Amigo Energy
- Company type: Private, subsidiary of Just Energy Group
- Industry: Electricity
- Founded: 2003
- Headquarters: Houston, Texas, United States
- Area served: Texas
- Services: Retail electricity services
- Website: www.amigoenergy.com

= Amigo Energy =

Established in 2003, Amigo Energy is a Texas-based retail electric provider offering residential electricity services.

The company provides a range of solutions, including fixed-rate plans, “free nights” options, and renewable energy product options, along with same-day setup and bilingual customer support in English and Spanish. Product features include no-deposit plans, bill credits, and programs to offset early termination fees.

==History==

Amigo Energy was founded in 2003.

In May, 2007 the company merged with Fulcrum Power Services which subsequently acquired Tara Energy.

In August 2007, Amigo signed a four-year, $7.5 million sponsorship agreement for Amigo Energy to become the jersey sponsor for the Houston Dynamo, a Major League Soccer team.

In August 2011, Just Energy acquired Fulcrum Energy, including its subsidiary Amigo Energy. Just Energy (including its subsidiaries) was later acquired by IGS Energy in 2025.

==Industry==
Amigo Energy operates exclusively in the deregulated Texas electricity market which began the process of deregulation in 2002.

The Public Utility Commission of Texas (PUCT) enforces customer protection laws for Texas residents and provides access to consumer information.

== Community Involvement ==
Amigo Energy has participated in community engagement initiatives in the Houston, Texas area through partnerships with local nonprofit organizations and educational institutions.

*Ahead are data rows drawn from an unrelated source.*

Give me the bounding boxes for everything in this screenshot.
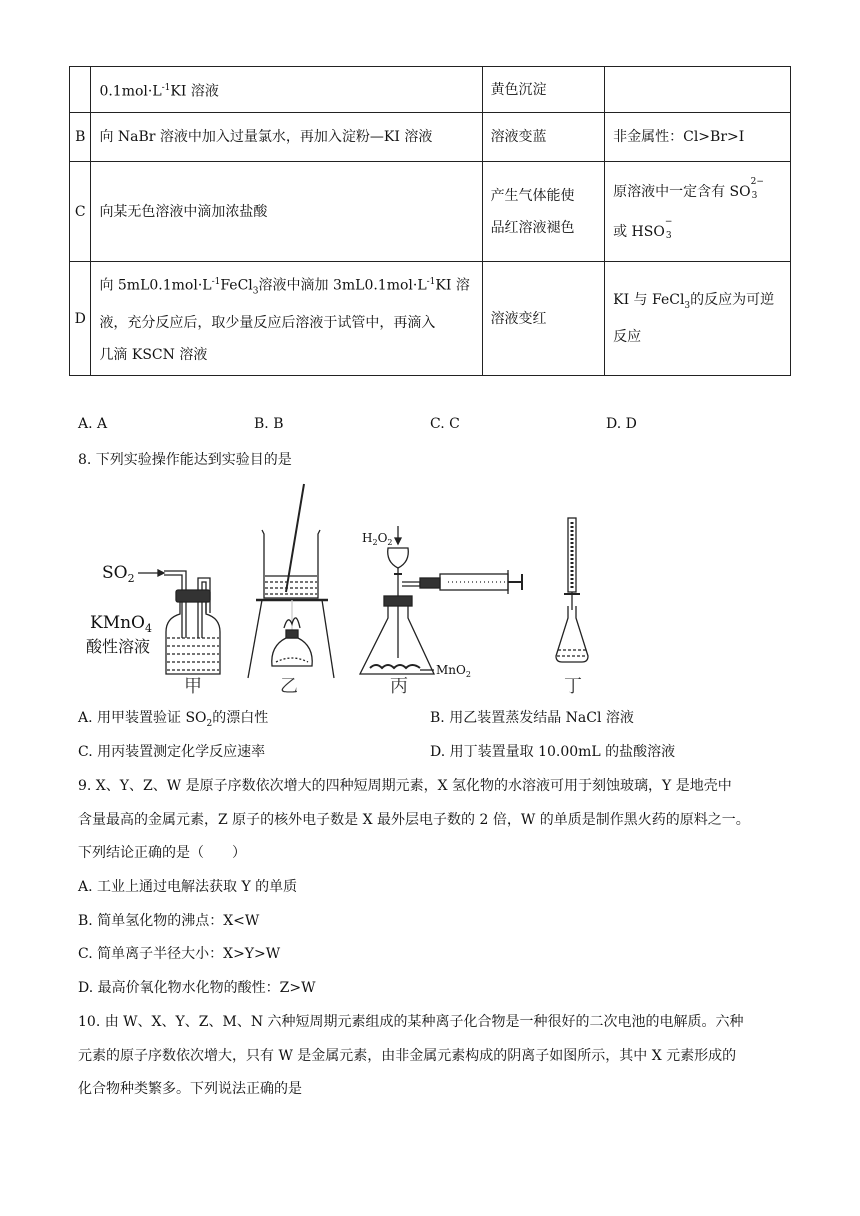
apparatus-jia — [86, 563, 220, 697]
q7-option-c[interactable]: C. C — [430, 416, 460, 432]
q8-option-c[interactable]: C. 用丙装置测定化学反应速率 — [78, 744, 266, 760]
row-label: B — [70, 113, 91, 162]
operation-cell: 向 NaBr 溶液中加入过量氯水，再加入淀粉—KI 溶液 — [91, 113, 482, 162]
table-row — [70, 162, 791, 262]
q9-stem-line: 含量最高的金属元素，Z 原子的核外电子数是 X 最外层电子数的 2 倍，W 的单质是制作黑火药的原料之一。 — [78, 812, 750, 828]
q9-option-c[interactable]: C. 简单离子半径大小：X>Y>W — [78, 946, 281, 962]
q7-experiment-table — [69, 66, 791, 376]
table-row — [70, 262, 791, 376]
q9-option-d[interactable]: D. 最高价氧化物水化物的酸性：Z>W — [78, 980, 316, 996]
q9-option-b[interactable]: B. 简单氢化物的沸点：X<W — [78, 913, 260, 929]
q10-stem-line: 元素的原子序数依次增大，只有 W 是金属元素，由非金属元素构成的阴离子如图所示，其中 X 元素形成的 — [78, 1048, 737, 1064]
conclusion-cell — [605, 67, 791, 113]
phenomenon-cell: 黄色沉淀 — [482, 67, 605, 113]
mno2-label: MnO$_2$ — [436, 663, 471, 679]
apparatus-bing — [360, 526, 522, 697]
phenomenon-cell: 产生气体能使 品红溶液褪色 — [482, 162, 605, 262]
operation-cell: 向某无色溶液中滴加浓盐酸 — [91, 162, 482, 262]
so2-label: $SO_2$ — [102, 563, 135, 585]
q7-option-b[interactable]: B. B — [254, 416, 284, 432]
q8-apparatus-figure — [80, 478, 620, 700]
conclusion-cell: 原溶液中一定含有 SO 2− 3 或 HSO − 3 — [605, 162, 791, 262]
row-label — [70, 67, 91, 113]
q9-option-a[interactable]: A. 工业上通过电解法获取 Y 的单质 — [78, 879, 298, 895]
kmno4-label: KMnO$_4$ — [90, 613, 152, 635]
operation-cell: 向 $5mL0.1mol\cdot L^{-1}FeCl_3$溶液中滴加 $3mL0.1mol\cdot L^{-1}KI$ 溶 液，充分反应后，取少量反应后溶液于试管中，再滴入 几滴 KSCN 溶液 — [91, 262, 482, 376]
caption-jia: 甲 — [184, 676, 202, 697]
acid-solution-label: 酸性溶液 — [86, 637, 151, 656]
caption-bing: 丙 — [390, 676, 408, 697]
operation-cell: $0.1mol\cdot L^{-1}KI$ 溶液 — [91, 67, 482, 113]
apparatus-ding — [556, 518, 588, 697]
h2o2-label: $H_2O_2$ — [362, 531, 393, 547]
row-label: C — [70, 162, 91, 262]
conclusion-cell: 非金属性：Cl>Br>I — [605, 113, 791, 162]
apparatus-yi — [248, 484, 334, 697]
q10-stem-line: 10. 由 W、X、Y、Z、M、N 六种短周期元素组成的某种离子化合物是一种很好的二次电池的电解质。六种 — [78, 1014, 744, 1030]
q8-option-b[interactable]: B. 用乙装置蒸发结晶 NaCl 溶液 — [430, 710, 634, 726]
q10-stem-line: 化合物种类繁多。下列说法正确的是 — [78, 1081, 302, 1097]
conclusion-cell: KI 与 FeCl$_3$的反应为可逆 反应 — [605, 262, 791, 376]
q9-stem-line: 下列结论正确的是（ ） — [78, 845, 246, 861]
q8-option-a[interactable]: A. 用甲装置验证 $SO_2$的漂白性 — [78, 710, 269, 729]
caption-yi: 乙 — [280, 676, 298, 697]
table-row — [70, 113, 791, 162]
table-row — [70, 67, 791, 113]
q8-stem: 8. 下列实验操作能达到实验目的是 — [78, 452, 292, 468]
phenomenon-cell: 溶液变蓝 — [482, 113, 605, 162]
q8-option-d[interactable]: D. 用丁装置量取 10.00mL 的盐酸溶液 — [430, 744, 676, 760]
q7-option-d[interactable]: D. D — [606, 416, 637, 432]
q7-option-a[interactable]: A. A — [78, 416, 108, 432]
phenomenon-cell: 溶液变红 — [482, 262, 605, 376]
q9-stem-line: 9. X、Y、Z、W 是原子序数依次增大的四种短周期元素，X 氢化物的水溶液可用于刻蚀玻璃，Y 是地壳中 — [78, 778, 732, 794]
caption-ding: 丁 — [564, 676, 582, 697]
row-label: D — [70, 262, 91, 376]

These efforts have included education programs, such as scholarship assistance for students attending Houston Community College, where Amigo Energy has contributed funding of up to $1,000 per student per academic year to help offset educational expenses. The company has stated that its community involvement programs are intended to support local students and community development in the markets it serves.